When a computer network connects people or organizations, it is a social network. Yet the study of such computer-supported social networks has not received as much attention as studies of human-computer interaction, online person-to-person interaction, and computer-supported communication within small groups. I here argue the usefulness of a social network approach for the study of computer-mediated communication via e-mails. I review some basic concepts of social network analysis, describe how to collect and analyze social network data, and demonstrate where social network data can be, and have been, used to study computer-mediated communication. Throughout, I show the utility of the social network approach for studying computer-mediated communication, be it in computer-supported cooperative work, in virtual community, or in more diffuse interactions over less bounded systems such as the Internet (i.e. Yahoo, Hotmail etc).

Problem Definition

To analyze the human social-networks at their very precision, availability of correct and sufficient amount of data regarding human interactions is critical. With recent developed networks, having data rates reaching 10/100 Giga, it is very desirable to have such architectures that can collect data at such rates. The unpredictable statistics of the networks make it quite difficult to have hands on the right amount of data. The common characteristics present within the networks are out-of-ordering and simultaneous multi-million connections at TCP layer. In such a scenario, if one tries to re-assemble the packets, the memory consumption will increase infinitely. For example if we assume that we have a network having TCP connections about 3 millions and one connection on the average takes 1 MB, then the memory required would be in giga or tera bytes which is undesirable.

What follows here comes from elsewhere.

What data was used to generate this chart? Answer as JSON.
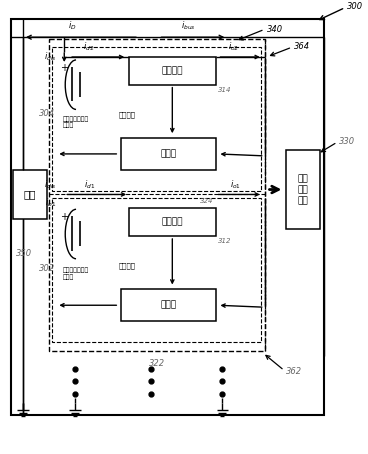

The next problem that hinders the process of evaluation is the capturing of packets. Again if we talk about of networks with 10/100 Gigabit rates, which are the normal occurring rates, the standard 10/100/1000 LAN/Ethernet cards will simply fail. These cards work on the interrupt basis, interrupting the OS whenever a new packet comes. Now if packets are coming at 10/100 Gigabit rate the card will be consumed by the interrupts and will thus start dropping the packets.

Another problem that poses a major conflict is the separation of the targeted data into its specified domains (i.e. hotmail, yahoo etc). This stage is required so that the load on the filtering machine can be lessened. This parsing of the domains is again of main concern.

Now even if proper data has been made available the analysis of that data, mostly in GBs, requires a lot of processing. Detection and identification of duplicate personalities and there mapping on to single one with the desire connections require a very strong and flexible design for its completion.

Research Work

Main research work for the solution of this problem is carried out in following fields:

1. FPGA based Data Collector on Gigabit rate networks.

2. Hardware accelerator for Protocol Domain Parsing.

3. Hardware accelerator for Partial String Matching.

4. Software solution for parsing E-Mail tags.

5. A complete database design for information storage.

6. A software solution for socio-network communication analysis.

7. A software solution for packet sequencing at Gigabit rate networks.

8. A software solution for G-zip decryption at Gigabit rate networks.

9. Manual protocol implementation on TCP layer with, similar to, Go-Back-N retransmission system.